The Pamantasan ng Lungsod ng Maynila on Friday, May 28 hosted a virtual general assembly for faculty, students, and staff to chart the way forward more than year since the COVID-19 outbreak in the country.
PLM President Emmanuel Leyco led the battery of consultations hosted via Zoom, which was done in three batches to accommodate more than 12,000 members of the student body, full-time and part-time faculty, and administrative staff.
The first round was held from 9 to 10:30 a.m. for students and faculty in the PLM Business School; College of Law; School of Government; College of Humanities, Arts, and Social Sciences; and their corresponding graduate schools.
PLM officials hosted session 2 from 10:30 a.m. to 12 p.m. for stakeholders in the College of Engineering and Technology, College of Education, College of Architecture & Urban Planning, and their graduate schools.
The final session was hosted from 2 to 3:30 p.m. for the College of Science, College of Nursing, College of Physical Therapy, College of Medicine, their corresponding graduate schools, and other academic and administrative staff.
Thousands of PLM employees and enrollees joined the general assembly in each session. They were able to field questions directly to President Leyco. Among the concerns tackled were the distribution of cash cards for receiving financial assistance for students living in the City of Manila, faculty tenure, and telemedicine services amid the pandemic.
Executive Vice President Ma.
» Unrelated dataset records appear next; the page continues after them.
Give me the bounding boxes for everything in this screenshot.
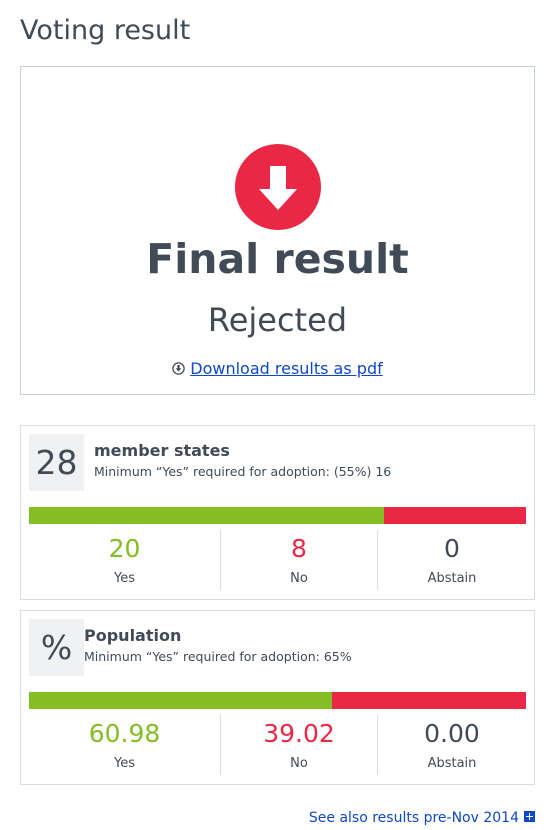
yes-value: 60.98 [88, 719, 161, 748]
population-no-bar [332, 692, 526, 709]
member-states-counts: 20 Yes 8 No 0 Abstain [29, 530, 526, 590]
no-value: 8 [291, 534, 307, 563]
member-states-badge: 28 [29, 434, 84, 491]
abstain-value: 0.00 [424, 719, 480, 748]
no-value: 39.02 [263, 719, 335, 748]
population-yes-count: 60.98 Yes [29, 715, 220, 775]
population-panel: % Population Minimum “Yes” required for … [20, 610, 535, 785]
arrow-down-circle-icon [235, 144, 321, 230]
see-also-label[interactable]: See also results pre-Nov 2014 [309, 810, 519, 826]
abstain-value: 0 [444, 534, 460, 563]
download-pdf-link[interactable]: Download results as pdf [190, 359, 382, 378]
population-heading: Population [84, 626, 182, 645]
yes-label: Yes [114, 756, 135, 771]
plus-square-icon[interactable] [524, 811, 535, 822]
no-label: No [290, 571, 308, 586]
member-states-no-count: 8 No [220, 530, 377, 590]
yes-label: Yes [114, 571, 135, 586]
download-row: Download results as pdf [21, 358, 534, 380]
abstain-label: Abstain [427, 756, 477, 771]
yes-value: 20 [108, 534, 141, 563]
member-states-yes-count: 20 Yes [29, 530, 220, 590]
member-states-no-bar [384, 507, 526, 524]
population-subtitle: Minimum “Yes” required for adoption: 65% [84, 649, 352, 664]
final-result-value: Rejected [207, 301, 348, 339]
population-abstain-count: 0.00 Abstain [377, 715, 526, 775]
final-result-title: Final result [146, 235, 409, 283]
no-label: No [290, 756, 308, 771]
member-states-abstain-count: 0 Abstain [377, 530, 526, 590]
member-states-subtitle: Minimum “Yes” required for adoption: (55… [94, 464, 392, 479]
page-title: Voting result [20, 15, 191, 46]
final-result-box: Final result Rejected Download results a… [20, 66, 535, 395]
abstain-label: Abstain [427, 571, 477, 586]
population-no-count: 39.02 No [220, 715, 377, 775]
population-vote-bar [29, 692, 526, 709]
download-circle-icon[interactable] [172, 359, 185, 375]
member-states-heading: member states [94, 441, 230, 460]
member-states-panel: 28 member states Minimum “Yes” required … [20, 425, 535, 600]
population-counts: 60.98 Yes 39.02 No 0.00 Abstain [29, 715, 526, 775]
population-badge: % [29, 619, 84, 676]
member-states-yes-bar [29, 507, 384, 524]
member-states-vote-bar [29, 507, 526, 524]
population-yes-bar [29, 692, 333, 709]
see-also-pre-nov-2014-link[interactable]: See also results pre-Nov 2014 [309, 807, 535, 829]
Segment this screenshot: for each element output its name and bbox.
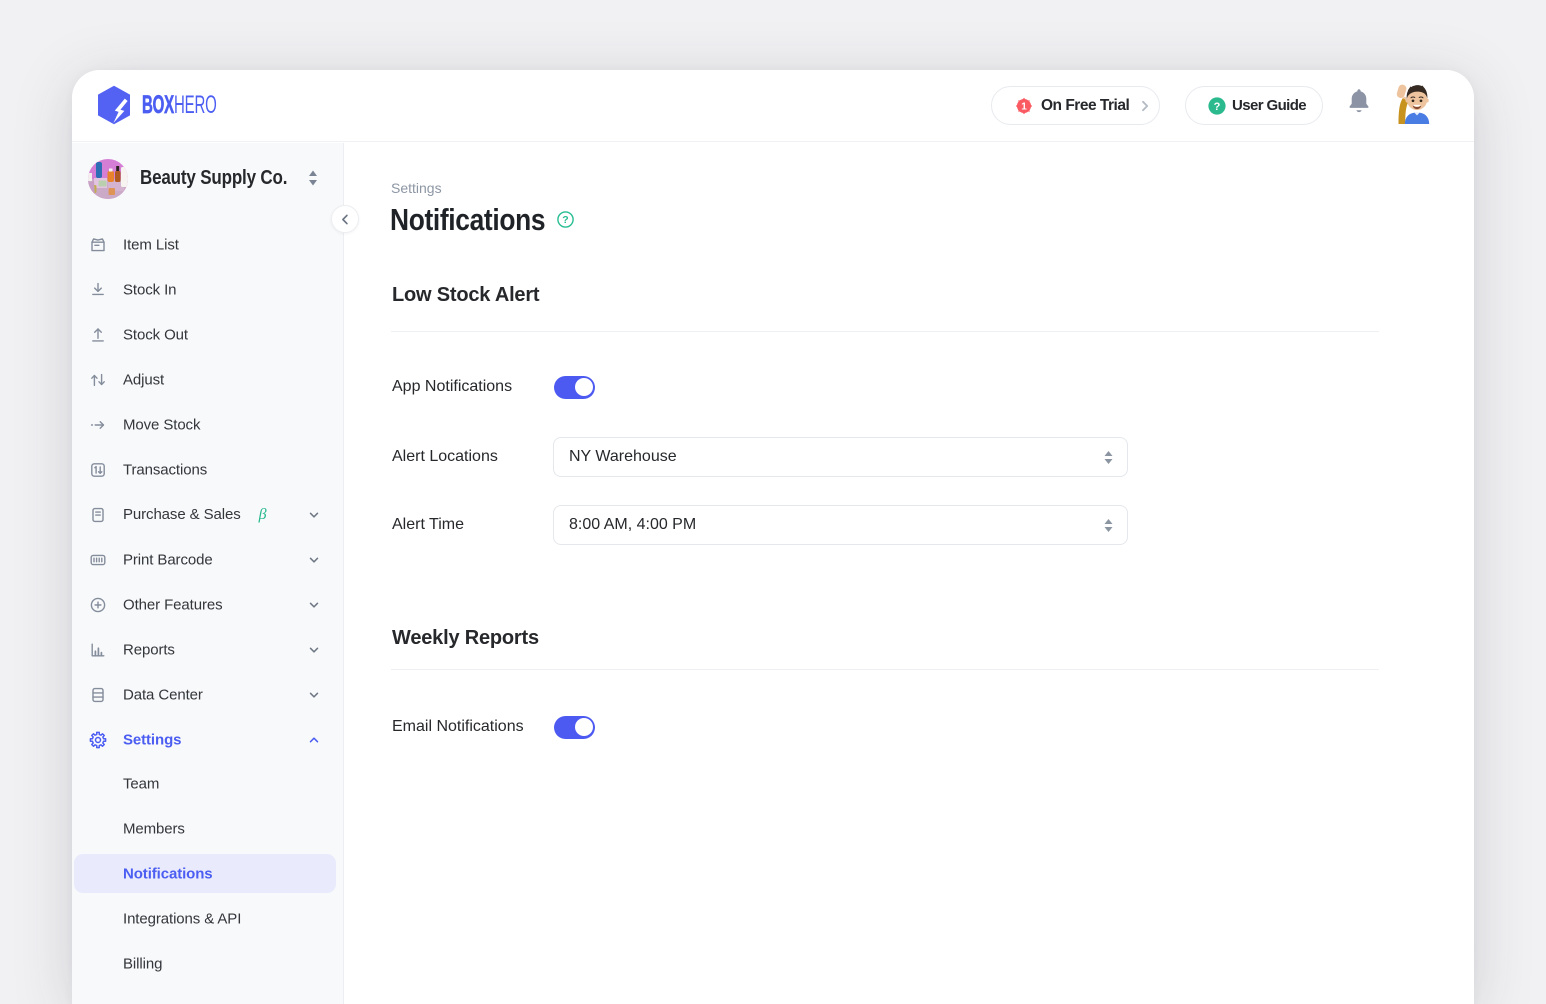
svg-text:?: ? bbox=[1214, 101, 1221, 113]
svg-text:1: 1 bbox=[1021, 101, 1027, 112]
svg-text:?: ? bbox=[562, 214, 568, 226]
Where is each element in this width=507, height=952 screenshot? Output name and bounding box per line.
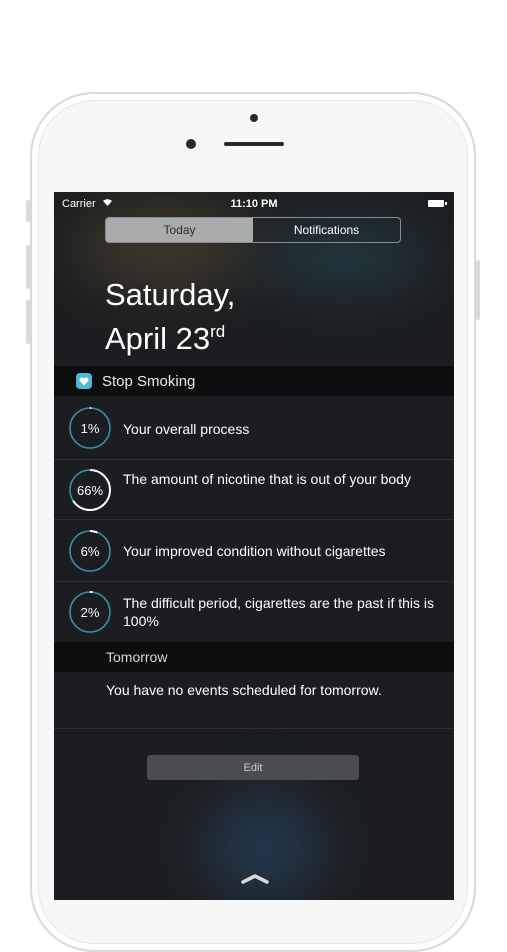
- no-events-message: You have no events scheduled for tomorro…: [106, 682, 382, 698]
- tomorrow-header: Tomorrow: [54, 642, 454, 672]
- date-month-day: April 23: [105, 321, 211, 356]
- tab-notifications[interactable]: Notifications: [253, 218, 400, 242]
- battery-icon: [428, 200, 447, 207]
- view-segmented-control[interactable]: Today Notifications: [105, 217, 401, 243]
- progress-percent: 6%: [80, 543, 100, 559]
- progress-ring: 1%: [68, 406, 112, 450]
- volume-down-button: [26, 300, 30, 344]
- phone-screen: Carrier 11:10 PM Today Notifications Sat…: [54, 192, 454, 900]
- volume-up-button: [26, 245, 30, 289]
- progress-percent: 66%: [76, 482, 104, 498]
- progress-row[interactable]: 6% Your improved condition without cigar…: [54, 520, 454, 582]
- progress-row[interactable]: 2% The difficult period, cigarettes are …: [54, 582, 454, 642]
- edit-button[interactable]: Edit: [147, 755, 359, 780]
- power-button: [476, 260, 480, 320]
- progress-percent: 2%: [80, 604, 100, 620]
- progress-description: The difficult period, cigarettes are the…: [123, 595, 435, 629]
- front-camera: [186, 139, 196, 149]
- date-ordinal-suffix: rd: [210, 322, 226, 341]
- mute-switch: [26, 200, 30, 222]
- tomorrow-title: Tomorrow: [106, 649, 168, 665]
- progress-ring: 2%: [68, 590, 112, 634]
- date-weekday: Saturday,: [105, 277, 236, 312]
- widget-header[interactable]: Stop Smoking: [54, 366, 454, 396]
- progress-ring: 6%: [68, 529, 112, 573]
- progress-percent: 1%: [80, 420, 100, 436]
- progress-ring: 66%: [68, 468, 112, 512]
- widget-title: Stop Smoking: [102, 372, 196, 390]
- progress-description: Your improved condition without cigarett…: [123, 543, 386, 559]
- progress-description: The amount of nicotine that is out of yo…: [123, 471, 411, 487]
- progress-row[interactable]: 1% Your overall process: [54, 396, 454, 460]
- chevron-up-handle-icon[interactable]: [240, 872, 270, 884]
- progress-row[interactable]: 66% The amount of nicotine that is out o…: [54, 460, 454, 520]
- divider: [54, 728, 454, 729]
- status-time: 11:10 PM: [230, 198, 278, 210]
- heart-app-icon: [76, 373, 92, 389]
- status-bar: Carrier 11:10 PM: [54, 192, 454, 214]
- date-heading: Saturday, April 23rd: [105, 276, 235, 357]
- earpiece-speaker: [224, 142, 284, 146]
- date-day-line: April 23rd: [105, 313, 235, 357]
- progress-description: Your overall process: [123, 421, 250, 437]
- proximity-sensor: [250, 114, 258, 122]
- tab-today[interactable]: Today: [106, 218, 253, 242]
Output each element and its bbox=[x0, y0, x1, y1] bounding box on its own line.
Auxilliadora Libertine Chavez-Amor and Vice President for Finance and Management Luzviminda Landicho also presented proposed revisions in the reimbursable tuition and fees under the Commission on Higher Education’s Universal Access to Quality Tertiary Education or UniFAST Program.
Undergraduate students will continue to enjoy free tuition despite these proposed changes as the University hopes to secure additional funding support under UniFAST. At present, PLM relies mainly on subsidies from the City Government of Manila for its annual budget for direct expenses such as faculty salaries and operating costs as well as the maintenance of facilities and campus utilities.
PLM has pivoted from using its 78 classrooms, 13 lecture rooms and 20 laboratories inside the campus into 2,600 virtual classrooms on Microsoft Teams to adapt to distance learning, Senior Vice President for Academic Affairs Clydelle Rondaris added.
“The pandemic requires that we adjust technologically. We are here to review our constraints so that we can move forward by delivering the same or even better services and quality of education,” President Leyco said.
PLM has been providing quality education to the Filipino youth since 1965 as a publicly funded university in Manila.